# Coyote any one



## alleyyooper (Jul 6, 2007)

Crock pot coyote

Coyote Recipe
2-4 lbs of coyote meat
16 oz of apricot preserves
1 bottle BBQ sauce
1/2 purple onion diced
1/2 tsp salt
1/2 tsp pepper
1/2 tsp garlic powder
Instructions: Throw all the ingredients in a crock pot and let them cook for about 8 hours

Cajun coyote

INGREDIENTS:
* 2 cups vegetable oil
* 2 tablespoons Cajun seasoning
* 2 tablespoons dried Italian-style seasoning
* 2 tablespoons lemon pepper
* garlic powder to taste
* 2lbs of fresh thawed coyote meat - pounded to 1/2 inch thickness

DIRECTIONS:

1. In a large shallow dish, mix the oil, Cajun seasoning, Italian seasoning, garlic powder, and lemon pepper. Place the coyote meat in the dish, and turn to coat with the mixture.
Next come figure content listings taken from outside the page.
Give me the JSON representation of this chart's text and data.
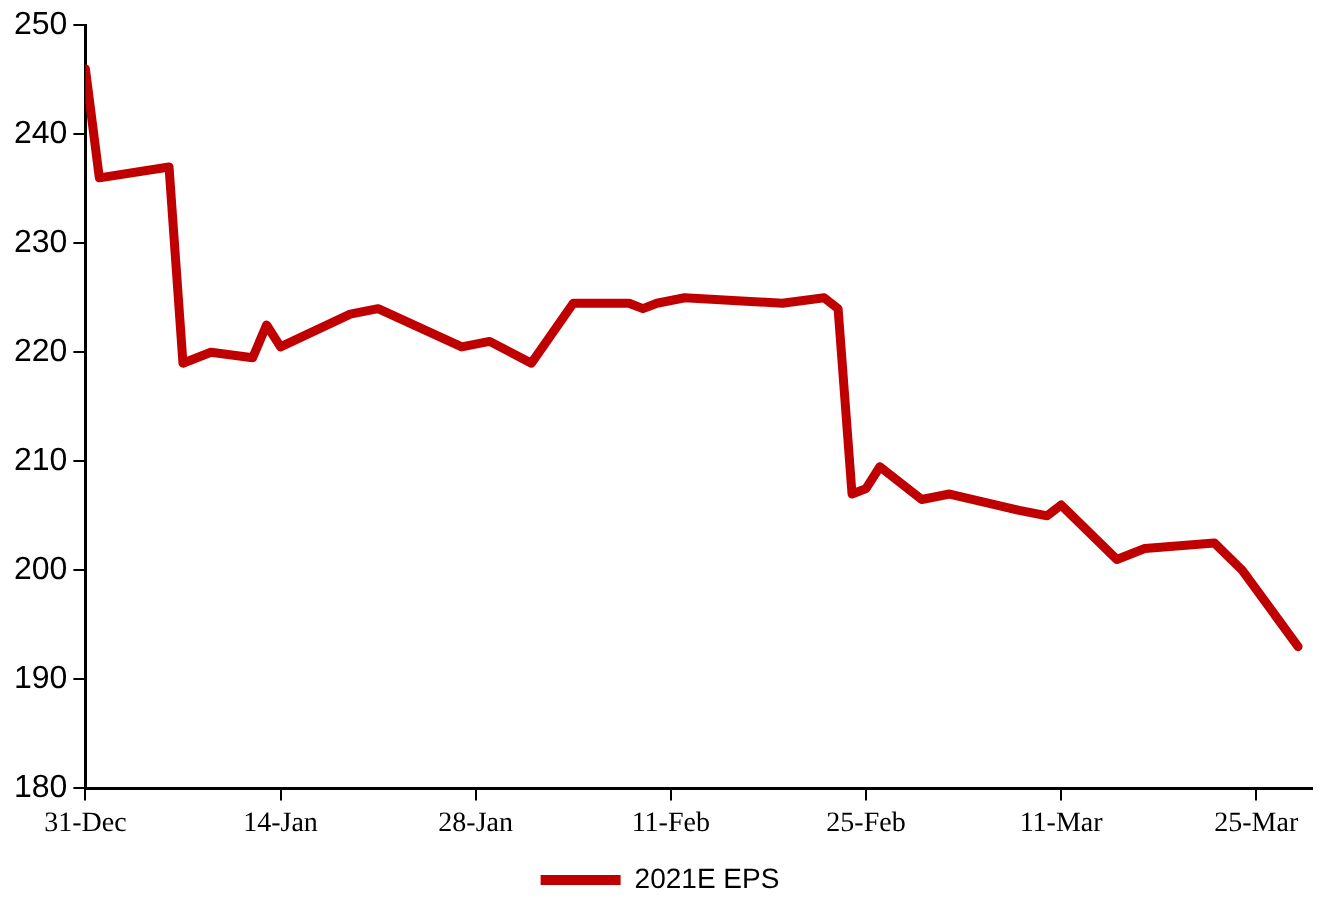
{
  "chart_data": {
    "type": "line",
    "x": [
      "2020-12-31",
      "2021-01-01",
      "2021-01-06",
      "2021-01-07",
      "2021-01-09",
      "2021-01-12",
      "2021-01-13",
      "2021-01-14",
      "2021-01-19",
      "2021-01-21",
      "2021-01-27",
      "2021-01-29",
      "2021-02-01",
      "2021-02-04",
      "2021-02-08",
      "2021-02-09",
      "2021-02-10",
      "2021-02-12",
      "2021-02-19",
      "2021-02-22",
      "2021-02-23",
      "2021-02-24",
      "2021-02-25",
      "2021-02-26",
      "2021-03-01",
      "2021-03-03",
      "2021-03-08",
      "2021-03-10",
      "2021-03-11",
      "2021-03-15",
      "2021-03-17",
      "2021-03-22",
      "2021-03-24",
      "2021-03-28"
    ],
    "series": [
      {
        "name": "2021E EPS",
        "color": "#c00000",
        "values": [
          246,
          236,
          237,
          219,
          220,
          219.5,
          222.5,
          220.5,
          223.5,
          224,
          220.5,
          221,
          219,
          224.5,
          224.5,
          224,
          224.5,
          225,
          224.5,
          225,
          224,
          207,
          207.5,
          209.5,
          206.5,
          207,
          205.5,
          205,
          206,
          201,
          202,
          202.5,
          200,
          193
        ]
      }
    ],
    "xlim": [
      "2020-12-31",
      "2021-03-29"
    ],
    "xticks": [
      {
        "value": "2020-12-31",
        "label": "31-Dec"
      },
      {
        "value": "2021-01-14",
        "label": "14-Jan"
      },
      {
        "value": "2021-01-28",
        "label": "28-Jan"
      },
      {
        "value": "2021-02-11",
        "label": "11-Feb"
      },
      {
        "value": "2021-02-25",
        "label": "25-Feb"
      },
      {
        "value": "2021-03-11",
        "label": "11-Mar"
      },
      {
        "value": "2021-03-25",
        "label": "25-Mar"
      }
    ],
    "ylim": [
      180,
      250
    ],
    "yticks": [
      180,
      190,
      200,
      210,
      220,
      230,
      240,
      250
    ],
    "grid": false,
    "legend": "bottom",
    "marker": "none",
    "line_style": "solid"
  }
}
Cover, and refrigerate for 1/2 hour.
2. Preheat the grill for high heat.
3. Lightly oil the grill grate. Drain coyote, and discard marinade. Place coyote on hot grill and cook for 6 to 8 minutes on each side, or until juices run clear.

Coyote soup

Coyote Hind quarter
cooking oil
2 cups red wine
3 onions, chopped
1 garlic clove
salt and pepper
spices
2 cabbage heads, chopped
8 potatoes, chopped

Cut meat into chunks and brown in oil. Add wine, onions, garlic, salt and pepper and your other favorite spices. Cook for 30 minutes. Add cabbage and potatoes. Cook until tender. Serve with hot biscuits or corn bread.

My brother told me that my squirrel gumbo works well with coyote instead of squirrel if any one would like to try it.

NO YUKING AND GAGING
Over half the world eats dog and finds it very tasty meat. I would rather eat coyote than Possums.

 Al


----------